Item 1.01 Entry into a Material Definitive Agreement
As previously disclosed, on December 2, 2016, Nabors Industries, Inc. (NII), a wholly owned subsidiary of Nabors Industries Ltd. (NIL), and NIL entered into a purchase agreement under which NII agreed to sell $600 million aggregate principal amount of its 5.5% Senior Notes due 2023 (the Notes)
to Morgan Stanley & Co. LLC, Merrill Lynch, Pierce, Fenner & Smith Incorporated, Mizuho Securities USA Inc., Citigroup Global Markets Inc., HSBC Securities (USA) Inc., Wells Fargo Securities, LLC and MUFG Securities Americas Inc. (collectively, the Initial Purchasers).

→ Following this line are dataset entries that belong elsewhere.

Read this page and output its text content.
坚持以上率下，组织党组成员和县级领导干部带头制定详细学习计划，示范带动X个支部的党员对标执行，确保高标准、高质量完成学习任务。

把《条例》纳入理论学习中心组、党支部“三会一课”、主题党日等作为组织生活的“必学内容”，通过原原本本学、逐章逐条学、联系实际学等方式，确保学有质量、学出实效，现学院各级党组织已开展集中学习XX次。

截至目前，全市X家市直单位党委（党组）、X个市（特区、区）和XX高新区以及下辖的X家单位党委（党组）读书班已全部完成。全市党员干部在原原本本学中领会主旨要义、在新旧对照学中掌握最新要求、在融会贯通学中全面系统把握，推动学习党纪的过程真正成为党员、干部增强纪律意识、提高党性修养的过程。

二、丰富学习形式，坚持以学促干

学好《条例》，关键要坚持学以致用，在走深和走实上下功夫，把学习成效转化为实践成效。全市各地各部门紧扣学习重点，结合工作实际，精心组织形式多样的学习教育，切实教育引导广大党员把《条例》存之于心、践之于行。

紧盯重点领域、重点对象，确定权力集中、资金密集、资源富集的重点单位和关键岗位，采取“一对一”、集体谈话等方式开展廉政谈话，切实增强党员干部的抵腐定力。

The Notes are fully and unconditionally guaranteed by NIL. The closing of the sale of the Notes occurred on December 9, 2016. NII received net proceeds, after deducting estimated offering commissions and estimated net expenses, of approximately $587.3 million. The proceeds from the sale of the Notes are intended to be used to prepay the $162.5 million portion due in 2018 under NIIs $325.0 million unsecured term loan and all amounts currently outstanding under NIIs unsecured revolving credit facility, which matures in 2020. Any proceeds not used for such purposes will be used for general corporate purposes, including to repay amounts outstanding under NIIs commercial paper program and to repurchase or repay other indebtedness of NIL and its subsidiaries.

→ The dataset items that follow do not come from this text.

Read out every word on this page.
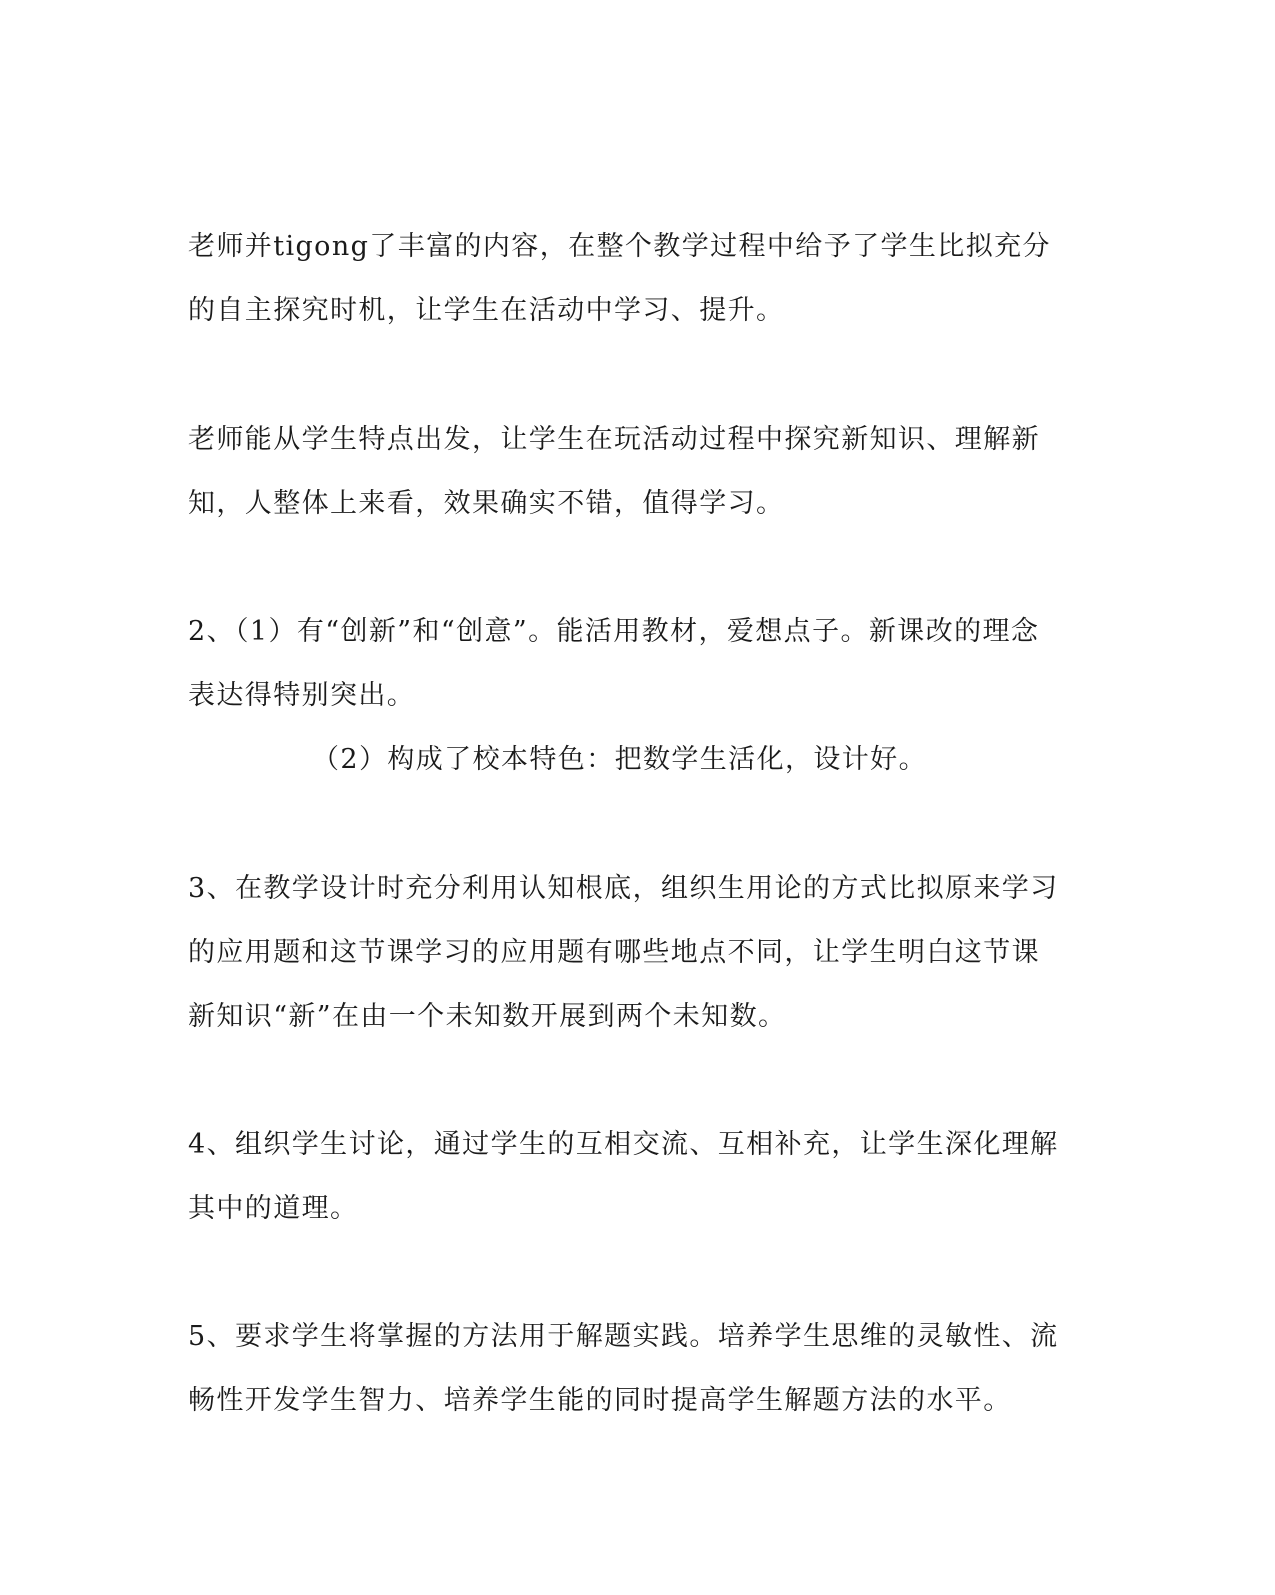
老师并tigong了丰富的内容，在整个教学过程中给予了学生比拟充分
的自主探究时机，让学生在活动中学习、提升。
老师能从学生特点出发，让学生在玩活动过程中探究新知识、理解新
知，人整体上来看，效果确实不错，值得学习。
2、（1）有“创新”和“创意”。能活用教材，爱想点子。新课改的理念
表达得特别突出。
（2）构成了校本特色：把数学生活化，设计好。
3、在教学设计时充分利用认知根底，组织生用论的方式比拟原来学习
的应用题和这节课学习的应用题有哪些地点不同，让学生明白这节课
新知识“新”在由一个未知数开展到两个未知数。
4、组织学生讨论，通过学生的互相交流、互相补充，让学生深化理解
其中的道理。
5、要求学生将掌握的方法用于解题实践。培养学生思维的灵敏性、流
畅性开发学生智力、培养学生能的同时提高学生解题方法的水平。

NII sold the Notes to the Initial Purchasers in reliance on the exemption from registration provided by Section 4(a)(2) of the Securities Act of 1933, as amended (the Securities Act). The Initial Purchasers then sold the Notes to (i) qualified institutional buyers pursuant to the exemption from registration provided by Rule 144A and (ii) pursuant to Regulation S under the Securities Act. NII relied on these exemptions from registration based in part on representations made by the Initial Purchasers in the Purchase Agreement.
The Notes are governed by an indenture, dated as of December 9, 2016 (the Indenture), among NII, as issuer, NIL, as guarantor, Wilmington Trust, National Association, as trustee and Citibank, N.A., as securities administrator.

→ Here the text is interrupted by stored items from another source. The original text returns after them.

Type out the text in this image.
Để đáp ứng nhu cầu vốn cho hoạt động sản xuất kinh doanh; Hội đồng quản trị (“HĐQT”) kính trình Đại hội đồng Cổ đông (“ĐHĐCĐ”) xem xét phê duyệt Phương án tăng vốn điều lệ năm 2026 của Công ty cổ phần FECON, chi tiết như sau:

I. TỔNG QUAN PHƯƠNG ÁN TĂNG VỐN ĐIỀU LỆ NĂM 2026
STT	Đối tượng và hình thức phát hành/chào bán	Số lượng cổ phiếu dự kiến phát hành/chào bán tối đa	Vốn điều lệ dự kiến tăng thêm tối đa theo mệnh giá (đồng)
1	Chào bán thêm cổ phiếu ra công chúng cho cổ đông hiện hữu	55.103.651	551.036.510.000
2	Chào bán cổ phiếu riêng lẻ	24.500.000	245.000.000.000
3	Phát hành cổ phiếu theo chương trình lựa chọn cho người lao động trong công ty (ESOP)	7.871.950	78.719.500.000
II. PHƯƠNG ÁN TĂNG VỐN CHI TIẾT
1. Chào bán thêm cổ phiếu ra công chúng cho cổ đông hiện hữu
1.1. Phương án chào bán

The Notes will bear interest at a rate of 5.5% per year payable semi-annually in arrears in cash on January 15 and July 15, beginning on July 15, 2017. The Notes will mature on January 15, 2023.
The Indenture includes covenants customary for transactions of this type that, subject to significant exceptions, limit the ability of NIL and its subsidiaries to, among other things, incur certain liens or enter into sale and leaseback transactions. In the event of a Change of Control Triggering Event (as defined in the Indenture) with respect to the Notes, the holders of the Notes may require NII to purchase all or a portion of their Notes at a purchase price equal to 101% of the principal amount of the Notes so purchased, plus accrued and unpaid interest, if any. The Notes are redeemable in whole or in part at any time at the option of NII at the redemption prices specified in the Indenture, plus accrued and unpaid interest.
The Notes will rank equal in right of payment to all of NIIs other existing and future senior unsubordinated indebtedness. The Notes will rank senior in right of payment to all of NIIs existing and future senior subordinated and subordinated indebtedness. NILs guarantee of the Notes will be unsecured and will rank equal in right of payment to all of NILs unsecured and unsubordinated indebtedness from time to time outstanding.
A copy of the Indenture is included in this Form 8-K as Exhibit 4.1 and incorporated herein by reference. The summary description of the Indenture in this report is qualified in its entirety by reference to Exhibit 4.1.
On December 9, 2016, NII, NIL, and Morgan Stanley & Co. LLC, as representative of the Initial Purchasers, entered into a registration rights agreement for the Notes (the Registration Rights Agreement),which requires NII and NIL to file a registration statement with the Securities and Exchange Commission to register an offer to exchange the Notes for registered notes of the same series with substantially identical terms (other than restrictions on transfer and provisions for additional interest) by October 5, 2017.
A copy of the Registration Rights Agreement is included in this Form 8-K as Exhibit 4.2 and incorporated herein by reference. The summary description of the Registration Rights Agreement in this report is qualified in its entirety by reference to Exhibit 4.2.